In addition to functional verification of the RVLM with glutamate microinjections, microinjection sites were verified histologically by injections of Chicago Sky Blue dye (2%, 30 nL), similar to our previous studies (Dombrowski and Mueller, 2017) (Mischel and Mueller, 2011; Subramanian and Mueller, 2016). Figure 4 contains a representative photomicrograph of a neutral red-stained hemi-section (right) juxtaposed with a diagram outlining the anatomical landmarks designating the region of the RVLM (left). The tip of the microinjection pipette was located either just above or within the region just ventral to the compact portion of the nucleus ambiguus, lateral to the pyramidal tracts and medial to the spinal trigeminal nucleus.
FIGURE 4. Histological verification of injection site. Representative photomicrograph of a neutral red-stained hemi-section (right) juxtaposed with a diagram outlining the anatomical landmarks designating the region of the RVLM (left). The RVLM is well-defined anatomically in the literature by others and us (Dampney, 1994; Guyenet, 2006; Mischel & Mueller, 2011; Schreihofer & Sved, 2011; Subramanian & Mueller, 2016) as being located within 500 μm of the caudal pole of the facial motor nucleus; the area ventral to the compact portion of the nucleus ambiguus (NA); lateral to the pyramidal tracts (py); and medially to the spinotrigeminal nucleus (Sp5). The anatomical representation (left) was created by tracing the neutral-red stained hemi-section, and structures were identified with the aid of a standard rat atlas (Paxinos and Watson, 2007). Arrow represents location of the pipette tip just ventral to the compact portion of the NA.
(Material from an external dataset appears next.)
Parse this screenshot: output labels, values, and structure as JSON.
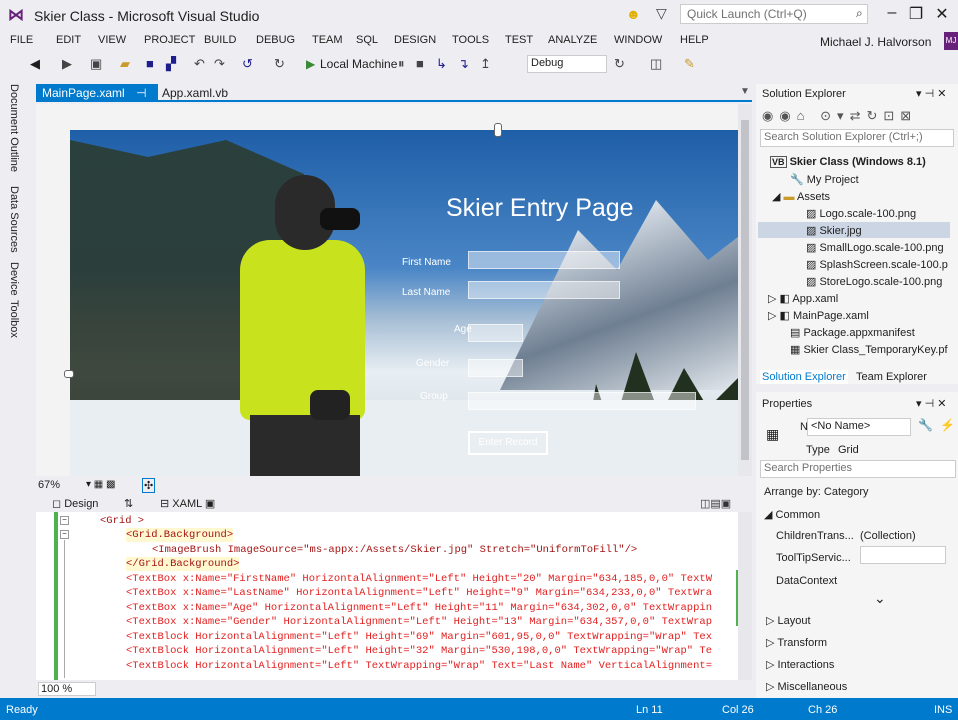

The experiments presented in this paper help further our understanding of the control of sympathetic nervous system activity by the RVLM, with implications in both physiological and pathophysiological maintenance of blood pressure homeostasis. Our key findings are as follows: 1) We found that activation of the RVLM that is ipsilateral to sympathetic nerves being recorded resulted in significantly larger increases in adrenal SNA as compared to activation of the contralateral RVLM. 2) In contrast, we found that during the very same ipsilateral or contralateral injections, activation of the RVLM produced equivalent increases in simultaneously-recorded splanchnic SNA. 3) We also found that blockade of GABAA receptors prevented hypotension-induced changes in splanchnic SNA. 4) However, the increase in simultaneously-recorded adrenal SNA during hypotension was unaffected by GABAA receptor blockade. Our results suggest that the RVLM may differentially regulate adrenal versus splanchnic SNA via the degree of contralateral projections to respective sympathetic preganglionic neurons in the spinal cord. Our findings also suggest that the RVLM increases adrenal SNA in response to hypotension via mechanisms other than GABAergic disinhibition. Finally, similar to other sympathetic nerves, responses in splanchnic nerve activity in response to hypotension appear to be mediated by withdrawal of GABAergic inhibition. Collectively, our results are supported by previous studies and continue to refine the originally-held understanding that the sympathetic nervous system exhibits an “all-or-none” response. Instead we and others suggest that the RVLM tailors regulation of sympathetic nerve activity more finely to address the physiological circumstances at hand via anatomical and neurotransmitter-based mechanisms (McAllen et al., 1995; Morrison and Gebber, 2001; Sved et al., 2001).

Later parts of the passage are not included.